Harry Brown, special-events coordinator and chairman of WNC's Dining Out for Life, says that the local chapter has grown during its eight years of participation. In the beginning, 23 restaurants were on board — now the event boasts 100. Additionally, the amount of money raised yearly by WNC has jumped from $24,000 to more than $111,000. Thanks to the generosity of sponsors, only 5.2 percent of the revenue gathered has been put toward expenses. "Over the last seven years we've raised over $600,000," says Brown.
Dining Out for Life was conceptualized in 1991 by a Philadelphia ActionAIDS volunteer. The idea was, as Brown puts it, "franchised out" to other cities across the U.S. and Canada — currently, 53 cities are involved. For a small fee, Dining Out for Life International provides training and how-to information for each new city that jumps on board. Nearly $4 million a year is raised on just a solitary night of dining.
This year, 225 local DOFL "ambassadors" — some of whom are in their eighth year of service — are volunteering their time to help ensure that the event goes smoothly. The ambassadors greet diners, thank them for their participation and provide them with an opportunity to win a Caribbean cruise for two, in appreciation for their support.
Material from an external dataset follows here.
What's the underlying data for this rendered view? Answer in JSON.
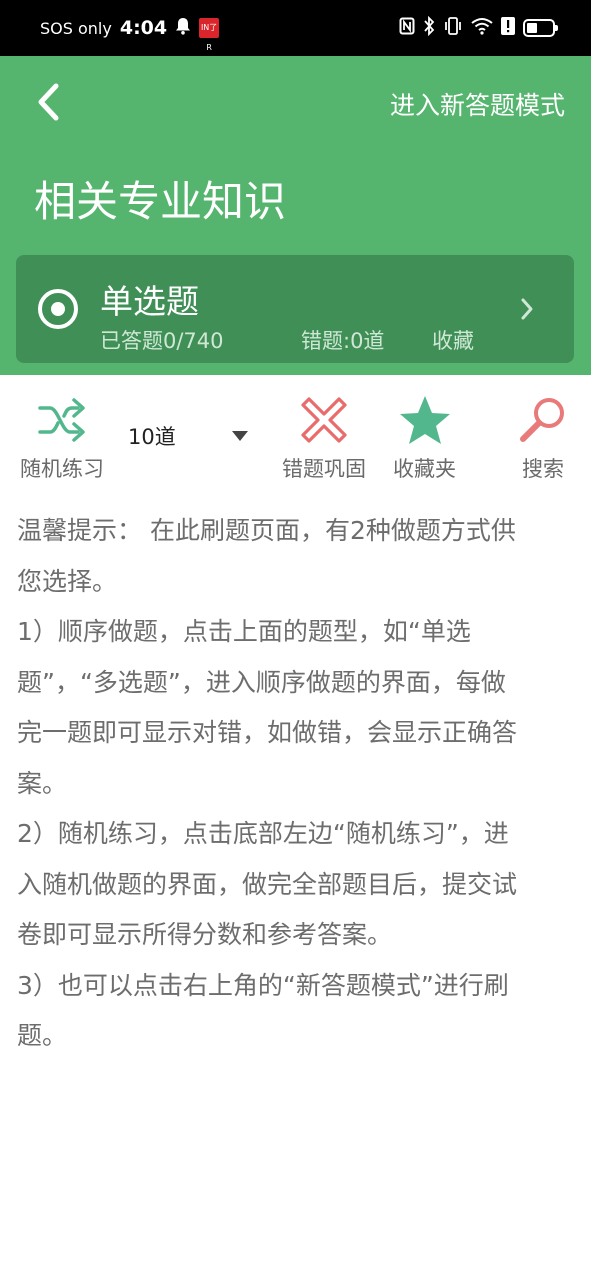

The ambassadors are put through fairly extensive training sessions, says Brown. It's a far cry from boot camp, but well-organized to be sure. It's important, says Brown, that volunteers "don't go out there cold and not knowing what they are supposed to do. We show video, host a question-and-answer period and give them all of the promotional materials."
Brown adds that, in difficult financial times, the extent to which restaurant owners and diners alike are willing to dig into their pockets is impressive. "I think it really speaks a lot to the generosity of people in Western North Carolina," he says. "It's great that the restaurateurs are willing to do this in such a tight economy. Most restaurants that started doing it the first year are still doing it."
Though the aim is altruistic, Brown says that restaurants report that participating in DOFL enables them to draw in new business year after year. "It's a form of publicity for the restaurants," he says, "but most of them do it out of sheer generosity and to help promote a community effort."
This year's event will be followed by an after-party at the Grove House which will begin at 7 p.m. and continue into the wee hours. "It's a way to celebrate the day," says Brown. "The ambassadors' dining guests, the wait staff and all of the people who dined out will be able to get in without a cover charge. There will be three levels of entertainment going on." Grove House revelers will have the opportunity to dance the night away at Scandals, groove to the sumptuous jazz sounds of Katie Kasben and Aaron Price at Club Eleven, or view the Vortex Caberet doing their thing in the Boiler Room.